O mal de quem tem a imaginação fértil é ter a capacidade de auto-sabotagem num nível quase extremo. Quem será que, além de mim, já passou por algo assim? Viver uma história fora da sua própria por 48 horas, ou menos até?Eu queria conseguir sair do meu corpo e assistir às minhas próprias ações nestes momentos, acho que sentiria…. vergonha alheia! E sim, isto é quase uma piada. Seria engraçado se não fosse (quase) trágico!

O bom de quem tem a imaginação fértil é que, quando se dão estas presepadas de auto-sabotagem a gente tem um tipo de “wake up call”, um chamado de volta à realidade, e a frustração daquele pequeno…surto, vira uma (fonte? Bica, bica é melhor) bica de autoconhecimento, uma bica que gera um (lago? Não, lago não. Espelho d’água, espelho d’água é melhor) espelho d’água que vai refletir a imagem do ser que você é, e não do ser que gostaria de ter se tornado.

Eu gostaria tanto, mas tanto de poder escrever abertamente sobre tudo o que eu sinto e penso e vivo, mas não posso. Me restam apenas as minhas grandes amigas, analogia e figura de linguagem, e boa sorte pra quem tentar decifrar qualquer uma delas! Não vai conseguir.

Eu dou meia-volta nessa conversa, de repente me sinto uma menininha de oito anos, olhando pela janela do quarto e pensando, com minhas marias-chiquinhas, como será que é o lado de fora. Não o quintal, mas as ruas, a cidade, os barulhos, os céus, as nuvens e os sóis que eu não vejo.

Continuo sendo muito amiga da minha imaginação. E continuarei fazendo uso da auto-sabotagem, porque pessoas como eu são assim, entende? Não, eu sei. Mas tudo bem. 

O fato é que, seja lá o que for que eu sinta, ou que invente que sinta, fico feliz por sentir. Sentir é estar vivo. Estar vivo é, às vezes, se auto-sabotar assim. De maneiras estupidamente necessárias. 

Isso.

Entre Você e Eu

De volta às Aventuras Escritas! Senti falta de falar com você por aqui.

Vamos tornar nosso diálogo um pouco menos impessoal – vou tentar escrever no estilo one-on-one daqui para frente. Vou evitar o plural, e vou evitar imaginar um público com diversas faces e focar somenda sua. No seu rosto, nos seus sentimentos, e no que eu posso provocar, com as minhas palavras, dentro da sua cabeça. Sim, você.

Há momentos em que eu realmente gostaria de canalizar mais do meu tempo e da minha energia escrevendo aqui, compartilhando cada detalhe do que acontece comigo, catalogando os episódios da minha vida, e dando ênfase às verdadeiras aventuras que acabo vivendo de tempos em tempos.
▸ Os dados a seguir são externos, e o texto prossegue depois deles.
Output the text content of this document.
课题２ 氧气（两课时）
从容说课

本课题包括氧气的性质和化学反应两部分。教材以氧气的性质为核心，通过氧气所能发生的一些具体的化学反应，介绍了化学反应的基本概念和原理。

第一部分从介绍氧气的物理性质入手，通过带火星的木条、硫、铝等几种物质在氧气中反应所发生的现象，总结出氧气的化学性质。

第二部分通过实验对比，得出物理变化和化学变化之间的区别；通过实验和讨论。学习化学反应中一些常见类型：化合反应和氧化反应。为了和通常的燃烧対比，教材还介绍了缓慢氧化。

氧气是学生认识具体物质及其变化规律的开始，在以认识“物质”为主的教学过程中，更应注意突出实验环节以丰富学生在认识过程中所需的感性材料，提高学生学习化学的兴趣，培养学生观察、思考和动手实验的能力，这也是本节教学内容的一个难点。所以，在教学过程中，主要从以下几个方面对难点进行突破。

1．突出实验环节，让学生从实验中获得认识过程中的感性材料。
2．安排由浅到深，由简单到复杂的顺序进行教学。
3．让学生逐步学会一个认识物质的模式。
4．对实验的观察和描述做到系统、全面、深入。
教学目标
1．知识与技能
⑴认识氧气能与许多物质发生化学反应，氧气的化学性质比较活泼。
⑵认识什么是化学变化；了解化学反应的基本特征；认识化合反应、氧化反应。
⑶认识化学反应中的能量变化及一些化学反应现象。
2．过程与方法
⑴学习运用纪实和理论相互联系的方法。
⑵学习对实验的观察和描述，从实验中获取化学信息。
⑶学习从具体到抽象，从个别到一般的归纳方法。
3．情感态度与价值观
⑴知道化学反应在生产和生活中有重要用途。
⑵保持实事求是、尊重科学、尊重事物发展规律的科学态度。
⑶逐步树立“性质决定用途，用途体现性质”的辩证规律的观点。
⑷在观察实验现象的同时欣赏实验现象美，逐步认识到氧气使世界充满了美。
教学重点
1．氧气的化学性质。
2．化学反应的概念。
Dar jus ao nome do Blog, entende?

Só que ultimamente, e um pouco inesperadamente, confesso que andei canalizando meu tempo e energia no mundo real. Ando sentindo cada vez mais prazer em me conectar com o mundo e com as pessoas de maneira física, e aos poucos acabei esquecendo da minha rotina digital, que por anos, foi uma parcela muito importante da minha vida como um todo.

Não, não estou me despedindo de você. Acho que estou apenas tentando, pela milésima vez, me explicar. Deve ser algo relacionado ao meu signo (não acredito em signos, mas que eles funcionam, ah…), hora tempestuoso, hora sereno. Eu gosto de ser assim (não que haja outra opção), porque costumo enjoar com a mesma facilidade com que me empolgo com todas as coisas.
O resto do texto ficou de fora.